A simple blood test can now detect autism in children has been observed. An algorithm based on metabolites levels found in a blood sample can now predict accurately if a child is on the Autism spectrum of disorder (ASD), revealed a recent study. This is the foremost physiological test developed at Rensselaer Polytechnic Institute by researchers and it has opened the door to potential development of therapeutics in the future and also earlier diagnosis.
“Instead of considering the study of individual metabolites, the patterns were investigated on several metabolites and significant differences were found between metabolites of children with ASD and those that are neurotypical. Such differences helped in categorizing an individual is on the Autism spectrum,” said Juergen Hahn, lead author. “On measuring 24 metabolites from a blood sample, this algorithm tells whether or not an individual is on the spectrum of Autism, and even to some extent where on the spectrum they land can be ascertained.”

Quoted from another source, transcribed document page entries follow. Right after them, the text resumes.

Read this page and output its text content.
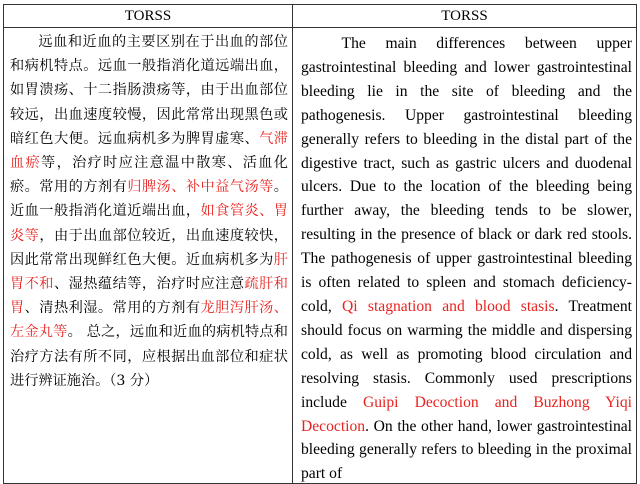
TORSS	TORSS

远血和近血的主要区别在于出血的部位和病机特点。远血一般指消化道远端出血，如胃溃疡、十二指肠溃疡等，由于出血部位较远，出血速度较慢，因此常常出现黑色或暗红色大便。远血病机多为脾胃虚寒、气滞血瘀等，治疗时应注意温中散寒、活血化瘀。常用的方剂有归脾汤、补中益气汤等。近血一般指消化道近端出血，如食管炎、胃炎等，由于出血部位较近，出血速度较快，因此常常出现鲜红色大便。近血病机多为肝胃不和、湿热蕴结等，治疗时应注意疏肝和胃、清热利湿。常用的方剂有龙胆泻肝汤、左金丸等。 总之，远血和近血的病机特点和治疗方法有所不同，应根据出血部位和症状进行辨证施治。（3 分）

The main differences between upper gastrointestinal bleeding and lower gastrointestinal bleeding lie in the site of bleeding and the pathogenesis. Upper gastrointestinal bleeding generally refers to bleeding in the distal part of the digestive tract, such as gastric ulcers and duodenal ulcers. Due to the location of the bleeding being further away, the bleeding tends to be slower, resulting in the presence of black or dark red stools. The pathogenesis of upper gastrointestinal bleeding is often related to spleen and stomach deficiency-cold, Qi stagnation and blood stasis. Treatment should focus on warming the middle and dispersing cold, as well as promoting blood circulation and resolving stasis. Commonly used prescriptions include Guipi Decoction and Buzhong Yiqi Decoction. On the other hand, lower gastrointestinal bleeding generally refers to bleeding in the proximal part of
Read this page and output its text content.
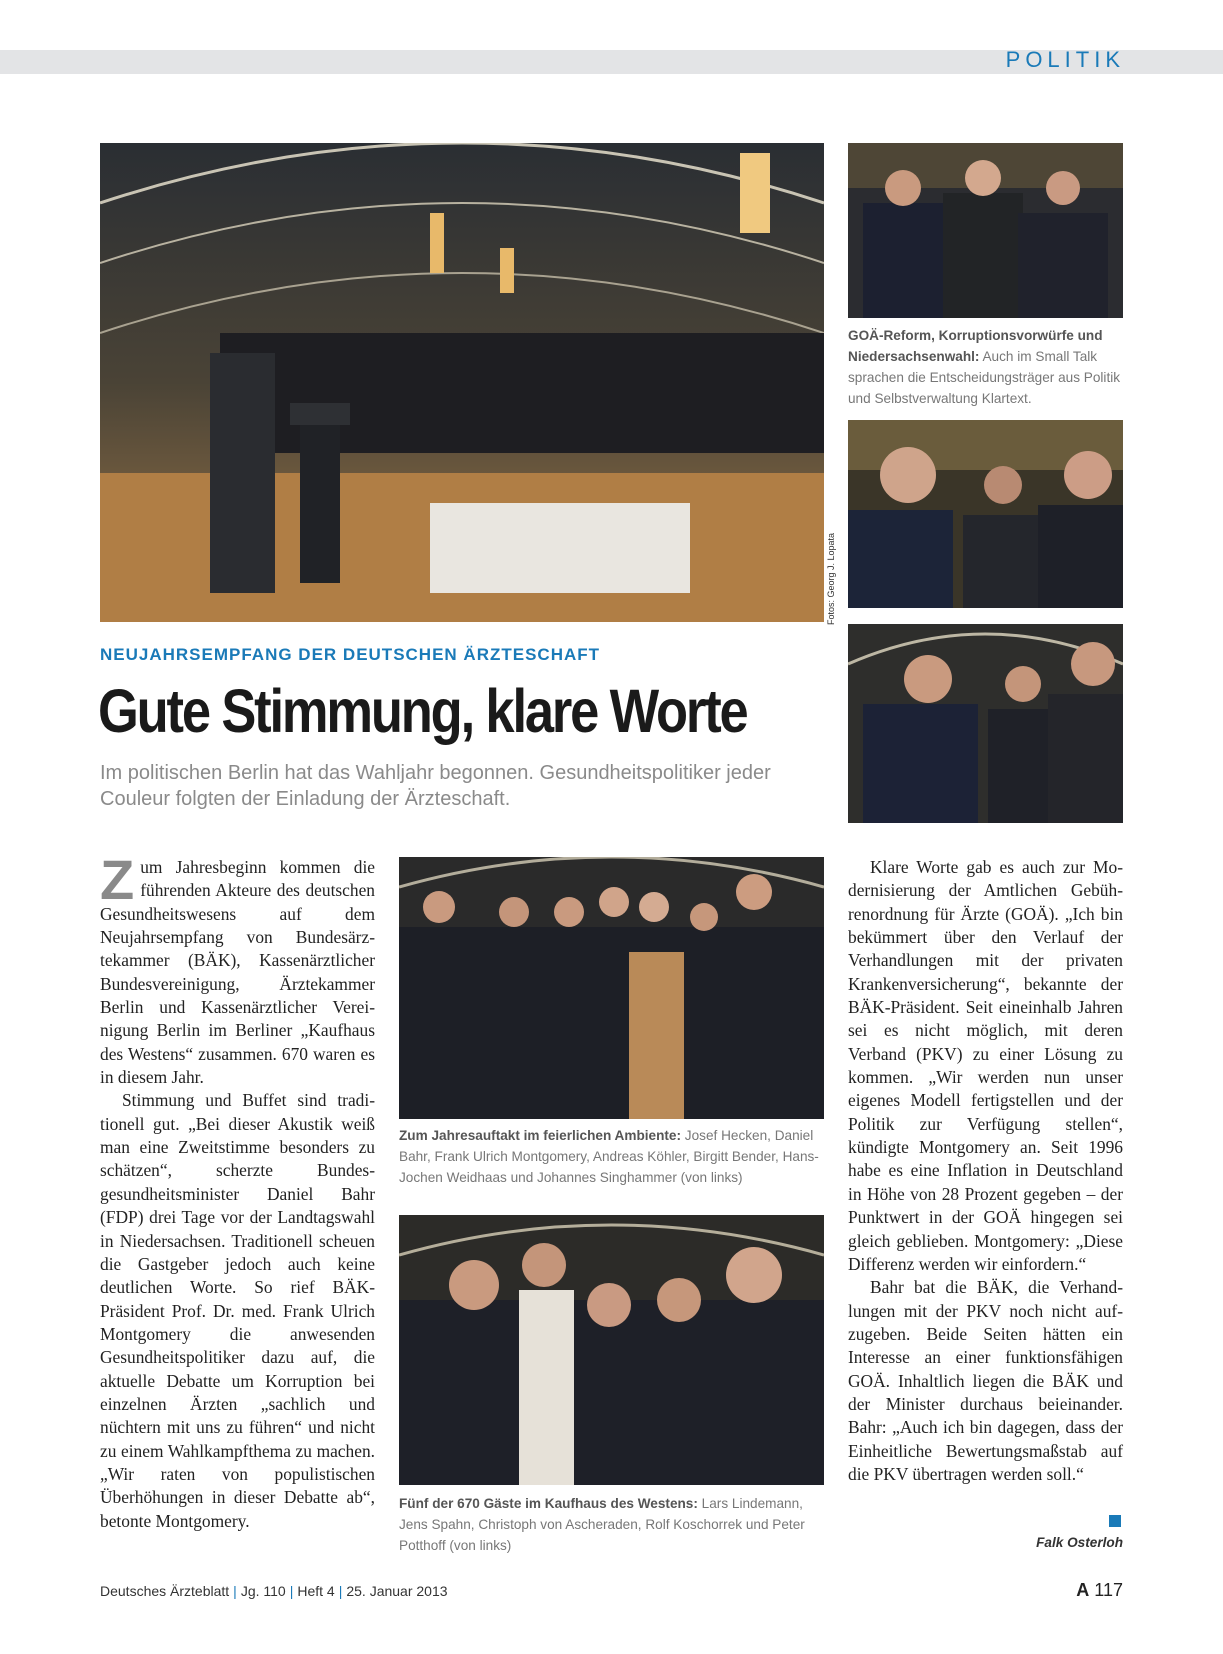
POLITIK
Fotos: Georg J. Lopata

GOÄ-Reform, Korruptionsvorwürfe und Niedersachsenwahl: Auch im Small Talk sprachen die Entscheidungsträger aus Politik und Selbstverwaltung Klartext.

NEUJAHRSEMPFANG DER DEUTSCHEN ÄRZTESCHAFT
Gute Stimmung, klare Worte

Im politischen Berlin hat das Wahljahr begonnen. Gesundheitspolitiker jeder Couleur folgten der Einladung der Ärzteschaft.

Zum Jahresbeginn kommen die führenden Akteure des deutschen Gesundheitswesens auf dem Neujahrsempfang von Bundesärztekammer (BÄK), Kassenärztlicher Bundesvereinigung, Ärztekammer Berlin und Kassenärztlicher Vereinigung Berlin im Berliner „Kaufhaus des Westens“ zusammen. 670 waren es in diesem Jahr.

Stimmung und Buffet sind traditionell gut. „Bei dieser Akustik weiß man eine Zweitstimme besonders zu schätzen“, scherzte Bundesgesundheitsminister Daniel Bahr (FDP) drei Tage vor der Landtagswahl in Niedersachsen. Traditionell scheuen die Gastgeber jedoch auch keine deutlichen Worte. So rief BÄK-Präsident Prof. Dr. med. Frank Ulrich Montgomery die anwesenden Gesundheitspolitiker dazu auf, die aktuelle Debatte um Korruption bei einzelnen Ärzten „sachlich und nüchtern mit uns zu führen“ und nicht zu einem Wahlkampfthema zu machen. „Wir raten von populistischen Überhöhungen in dieser Debatte ab“, betonte Montgomery.

Zum Jahresauftakt im feierlichen Ambiente: Josef Hecken, Daniel Bahr, Frank Ulrich Montgomery, Andreas Köhler, Birgitt Bender, Hans-Jochen Weidhaas und Johannes Singhammer (von links)

Fünf der 670 Gäste im Kaufhaus des Westens: Lars Lindemann, Jens Spahn, Christoph von Ascheraden, Rolf Koschorrek und Peter Potthoff (von links)

Klare Worte gab es auch zur Modernisierung der Amtlichen Gebührenordnung für Ärzte (GOÄ). „Ich bin bekümmert über den Verlauf der Verhandlungen mit der privaten Krankenversicherung“, bekannte der BÄK-Präsident. Seit eineinhalb Jahren sei es nicht möglich, mit deren Verband (PKV) zu einer Lösung zu kommen. „Wir werden nun unser eigenes Modell fertigstellen und der Politik zur Verfügung stellen“, kündigte Montgomery an. Seit 1996 habe es eine Inflation in Deutschland in Höhe von 28 Prozent gegeben – der Punktwert in der GOÄ hingegen sei gleich geblieben. Montgomery: „Diese Differenz werden wir einfordern.“

Bahr bat die BÄK, die Verhandlungen mit der PKV noch nicht aufzugeben. Beide Seiten hätten ein Interesse an einer funktionsfähigen GOÄ. Inhaltlich liegen die BÄK und der Minister durchaus beieinander. Bahr: „Auch ich bin dagegen, dass der Einheitliche Bewertungsmaßstab auf die PKV übertragen werden soll.“

Falk Osterloh
Deutsches Ärzteblatt | Jg. 110 | Heft 4 | 25. Januar 2013	A 117
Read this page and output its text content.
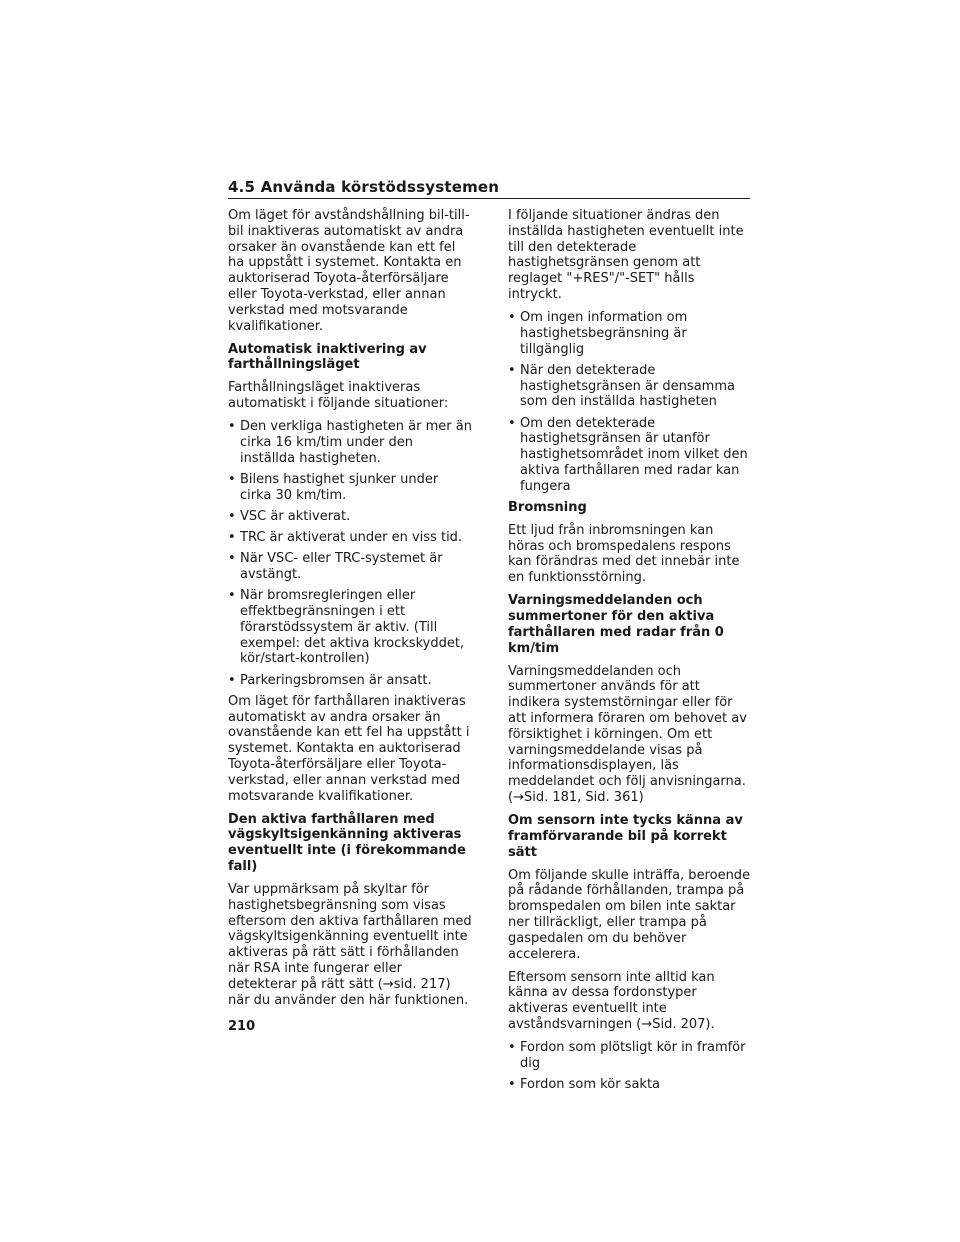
4.5 Använda körstödssystemen

Om läget för avståndshållning bil-till-bil inaktiveras automatiskt av andra orsaker än ovanstående kan ett fel ha uppstått i systemet. Kontakta en auktoriserad Toyota-återförsäljare eller Toyota-verkstad, eller annan verkstad med motsvarande kvalifikationer.

Automatisk inaktivering av farthållningsläget

Farthållningsläget inaktiveras automatiskt i följande situationer:

• Den verkliga hastigheten är mer än cirka 16 km/tim under den inställda hastigheten.
• Bilens hastighet sjunker under cirka 30 km/tim.
• VSC är aktiverat.
• TRC är aktiverat under en viss tid.
• När VSC- eller TRC-systemet är avstängt.
• När bromsregleringen eller effektbegränsningen i ett förarstödssystem är aktiv. (Till exempel: det aktiva krockskyddet, kör/start-kontrollen)
• Parkeringsbromsen är ansatt.

Om läget för farthållaren inaktiveras automatiskt av andra orsaker än ovanstående kan ett fel ha uppstått i systemet. Kontakta en auktoriserad Toyota-återförsäljare eller Toyota-verkstad, eller annan verkstad med motsvarande kvalifikationer.

Den aktiva farthållaren med vägskyltsigenkänning aktiveras eventuellt inte (i förekommande fall)

Var uppmärksam på skyltar för hastighetsbegränsning som visas eftersom den aktiva farthållaren med vägskyltsigenkänning eventuellt inte aktiveras på rätt sätt i förhållanden när RSA inte fungerar eller detekterar på rätt sätt (→sid. 217) när du använder den här funktionen.

I följande situationer ändras den inställda hastigheten eventuellt inte till den detekterade hastighetsgränsen genom att reglaget "+RES"/"-SET" hålls intryckt.

• Om ingen information om hastighetsbegränsning är tillgänglig
• När den detekterade hastighetsgränsen är densamma som den inställda hastigheten
• Om den detekterade hastighetsgränsen är utanför hastighetsområdet inom vilket den aktiva farthållaren med radar kan fungera

Bromsning

Ett ljud från inbromsningen kan höras och bromspedalens respons kan förändras med det innebär inte en funktionsstörning.

Varningsmeddelanden och summertoner för den aktiva farthållaren med radar från 0 km/tim

Varningsmeddelanden och summertoner används för att indikera systemstörningar eller för att informera föraren om behovet av försiktighet i körningen. Om ett varningsmeddelande visas på informationsdisplayen, läs meddelandet och följ anvisningarna. (→Sid. 181, Sid. 361)

Om sensorn inte tycks känna av framförvarande bil på korrekt sätt

Om följande skulle inträffa, beroende på rådande förhållanden, trampa på bromspedalen om bilen inte saktar ner tillräckligt, eller trampa på gaspedalen om du behöver accelerera.

Eftersom sensorn inte alltid kan känna av dessa fordonstyper aktiveras eventuellt inte avståndsvarningen (→Sid. 207).

• Fordon som plötsligt kör in framför dig
• Fordon som kör sakta
210
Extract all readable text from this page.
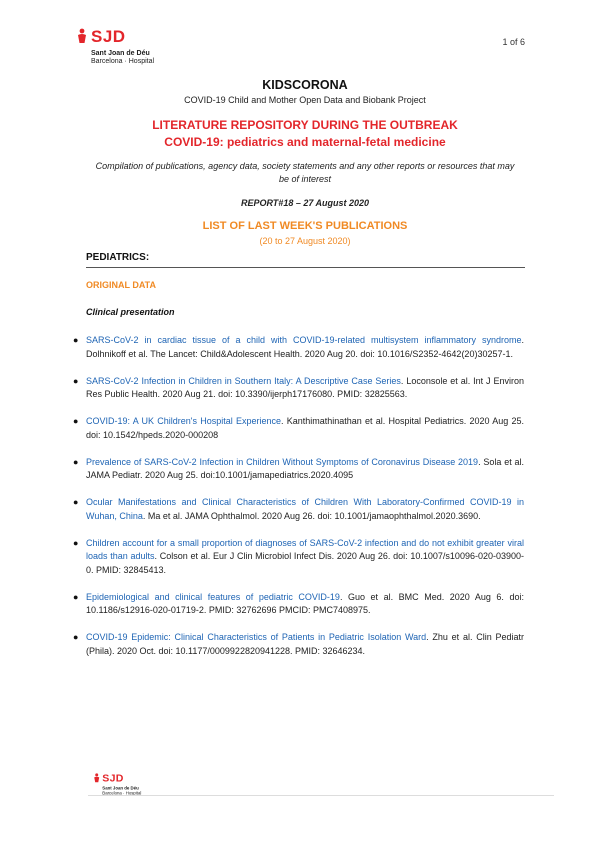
SJD
Sant Joan de Déu
Barcelona · Hospital
1 of 6
KIDSCORONA
COVID-19 Child and Mother Open Data and Biobank Project
LITERATURE REPOSITORY DURING THE OUTBREAK
COVID-19: pediatrics and maternal-fetal medicine
Compilation of publications, agency data, society statements and any other reports or resources that may be of interest
REPORT#18 – 27 August 2020
LIST OF LAST WEEK'S PUBLICATIONS
(20 to 27 August 2020)
PEDIATRICS:
ORIGINAL DATA
Clinical presentation
● SARS-CoV-2 in cardiac tissue of a child with COVID-19-related multisystem inflammatory syndrome. Dolhnikoff et al. The Lancet: Child&Adolescent Health. 2020 Aug 20. doi: 10.1016/S2352-4642(20)30257-1.
● SARS-CoV-2 Infection in Children in Southern Italy: A Descriptive Case Series. Loconsole et al. Int J Environ Res Public Health. 2020 Aug 21. doi: 10.3390/ijerph17176080. PMID: 32825563.
● COVID-19: A UK Children's Hospital Experience. Kanthimathinathan et al. Hospital Pediatrics. 2020 Aug 25. doi: 10.1542/hpeds.2020-000208
● Prevalence of SARS-CoV-2 Infection in Children Without Symptoms of Coronavirus Disease 2019. Sola et al. JAMA Pediatr. 2020 Aug 25. doi:10.1001/jamapediatrics.2020.4095
● Ocular Manifestations and Clinical Characteristics of Children With Laboratory-Confirmed COVID-19 in Wuhan, China. Ma et al. JAMA Ophthalmol. 2020 Aug 26. doi: 10.1001/jamaophthalmol.2020.3690.
● Children account for a small proportion of diagnoses of SARS-CoV-2 infection and do not exhibit greater viral loads than adults. Colson et al. Eur J Clin Microbiol Infect Dis. 2020 Aug 26. doi: 10.1007/s10096-020-03900-0. PMID: 32845413.
● Epidemiological and clinical features of pediatric COVID-19. Guo et al. BMC Med. 2020 Aug 6. doi: 10.1186/s12916-020-01719-2. PMID: 32762696 PMCID: PMC7408975.
● COVID-19 Epidemic: Clinical Characteristics of Patients in Pediatric Isolation Ward. Zhu et al. Clin Pediatr (Phila). 2020 Oct. doi: 10.1177/0009922820941228. PMID: 32646234.
SJD
Sant Joan de Déu
Barcelona · Hospital
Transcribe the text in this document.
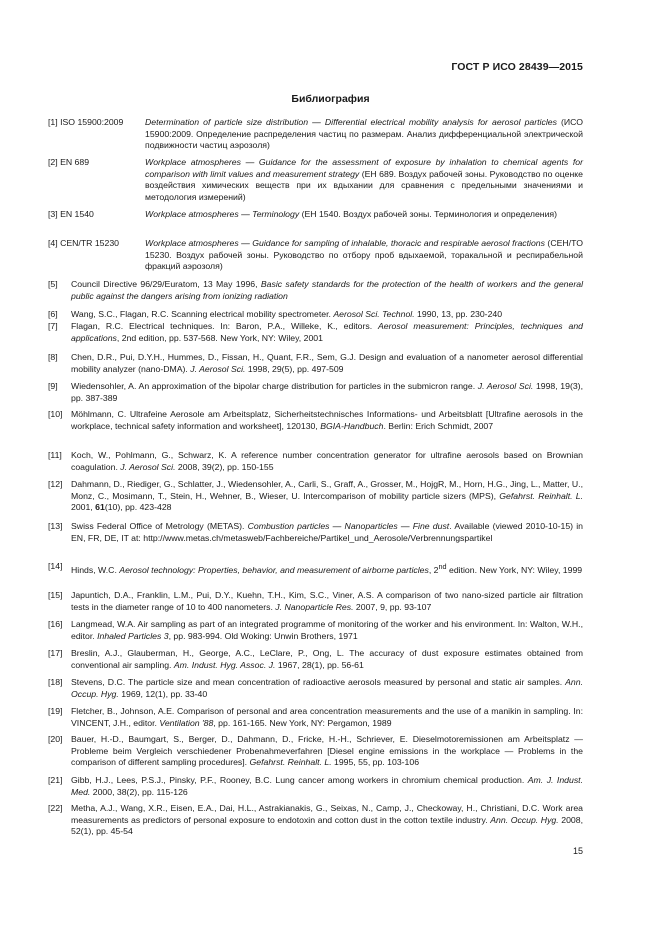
ГОСТ Р ИСО 28439—2015
Библиография
[1] ISO 15900:2009 Determination of particle size distribution — Differential electrical mobility analysis for aerosol particles (ИСО 15900:2009. Определение распределения частиц по размерам. Анализ дифференциальной электрической подвижности частиц аэрозоля)
[2] EN 689	Workplace atmospheres — Guidance for the assessment of exposure by inhalation to chemical agents for comparison with limit values and measurement strategy (EH 689. Воздух рабочей зоны. Руководство по оценке воздействия химических веществ при их вдыхании для сравнения с предельными значениями и методология измерений)
[3] EN 1540	Workplace atmospheres — Terminology (EH 1540. Воздух рабочей зоны. Терминология и определения)
[4] CEN/TR 15230	Workplace atmospheres — Guidance for sampling of inhalable, thoracic and respirable aerosol fractions (CEH/TO 15230. Воздух рабочей зоны. Руководство по отбору проб вдыхаемой, торакальной и респирабельной фракций аэрозоля)
[5] Council Directive 96/29/Euratom, 13 May 1996, Basic safety standards for the protection of the health of workers and the general public against the dangers arising from ionizing radiation
[6] Wang, S.C., Flagan, R.C. Scanning electrical mobility spectrometer. Aerosol Sci. Technol. 1990, 13, pp. 230-240
[7] Flagan, R.C. Electrical techniques. In: Baron, P.A., Willeke, K., editors. Aerosol measurement: Principles, techniques and applications, 2nd edition, pp. 537-568. New York, NY: Wiley, 2001
[8] Chen, D.R., Pui, D.Y.H., Hummes, D., Fissan, H., Quant, F.R., Sem, G.J. Design and evaluation of a nanometer aerosol differential mobility analyzer (nano-DMA). J. Aerosol Sci. 1998, 29(5), pp. 497-509
[9] Wiedensohler, A. An approximation of the bipolar charge distribution for particles in the submicron range. J. Aerosol Sci. 1998, 19(3), pp. 387-389
[10] Möhlmann, C. Ultrafeine Aerosole am Arbeitsplatz, Sicherheitstechnisches Informations- und Arbeitsblatt [Ultrafine aerosols in the workplace, technical safety information and worksheet], 120130, BGIA-Handbuch. Berlin: Erich Schmidt, 2007
[11] Koch, W., Pohlmann, G., Schwarz, K. A reference number concentration generator for ultrafine aerosols based on Brownian coagulation. J. Aerosol Sci. 2008, 39(2), pp. 150-155
[12] Dahmann, D., Riediger, G., Schlatter, J., Wiedensohler, A., Carli, S., Graff, A., Grosser, M., HojgR, M., Horn, H.G., Jing, L., Matter, U., Monz, C., Mosimann, T., Stein, H., Wehner, B., Wieser, U. Intercomparison of mobility particle sizers (MPS), Gefahrst. Reinhalt. L. 2001, 61(10), pp. 423-428
[13] Swiss Federal Office of Metrology (METAS). Combustion particles — Nanoparticles — Fine dust. Available (viewed 2010-10-15) in EN, FR, DE, IT at: http://www.metas.ch/metasweb/Fachbereiche/Partikel_und_Aerosole/Verbrennungspartikel
[14] Hinds, W.C. Aerosol technology: Properties, behavior, and measurement of airborne particles, 2nd edition. New York, NY: Wiley, 1999
[15] Japuntich, D.A., Franklin, L.M., Pui, D.Y., Kuehn, T.H., Kim, S.C., Viner, A.S. A comparison of two nano-sized particle air filtration tests in the diameter range of 10 to 400 nanometers. J. Nanoparticle Res. 2007, 9, pp. 93-107
[16] Langmead, W.A. Air sampling as part of an integrated programme of monitoring of the worker and his environment. In: Walton, W.H., editor. Inhaled Particles 3, pp. 983-994. Old Woking: Unwin Brothers, 1971
[17] Breslin, A.J., Glauberman, H., George, A.C., LeClare, P., Ong, L. The accuracy of dust exposure estimates obtained from conventional air sampling. Am. Indust. Hyg. Assoc. J. 1967, 28(1), pp. 56-61
[18] Stevens, D.C. The particle size and mean concentration of radioactive aerosols measured by personal and static air samples. Ann. Occup. Hyg. 1969, 12(1), pp. 33-40
[19] Fletcher, B., Johnson, A.E. Comparison of personal and area concentration measurements and the use of a manikin in sampling. In: VINCENT, J.H., editor. Ventilation '88, pp. 161-165. New York, NY: Pergamon, 1989
[20] Bauer, H.-D., Baumgart, S., Berger, D., Dahmann, D., Fricke, H.-H., Schriever, E. Dieselmotoremissionen am Arbeitsplatz — Probleme beim Vergleich verschiedener Probenahmeverfahren [Diesel engine emissions in the workplace — Problems in the comparison of different sampling procedures]. Gefahrst. Reinhalt. L. 1995, 55, pp. 103-106
[21] Gibb, H.J., Lees, P.S.J., Pinsky, P.F., Rooney, B.C. Lung cancer among workers in chromium chemical production. Am. J. Indust. Med. 2000, 38(2), pp. 115-126
[22] Metha, A.J., Wang, X.R., Eisen, E.A., Dai, H.L., Astrakianakis, G., Seixas, N., Camp, J., Checkoway, H., Christiani, D.C. Work area measurements as predictors of personal exposure to endotoxin and cotton dust in the cotton textile industry. Ann. Occup. Hyg. 2008, 52(1), pp. 45-54
15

In the study, Hahn described Fisher Discriminant Analysis application, a big data analysis technique that comprises of data from a group of 149 people, about half on the Autism spectrum. Hahn subjected the dataset to advanced analysis techniques, and the results were used to generate a predictive algorithm. The algorithm makes a prediction about the omitted individual data. Hahn cross-validated the results, swapping different individuals out of the group and repeated the process in all 149 participants. His method identified correctly 96.1 percent neurotypical participants and 97.6 percent of the ASD cohort.
Hahn said, ‘ A lot of studies has been done taking one metabolite, one biomarker, one gene and there were differences found and most times they were not significant. Now it is done using big data techniques at a suite of metabolites and are found to be correlated with ASD, making the case stronger.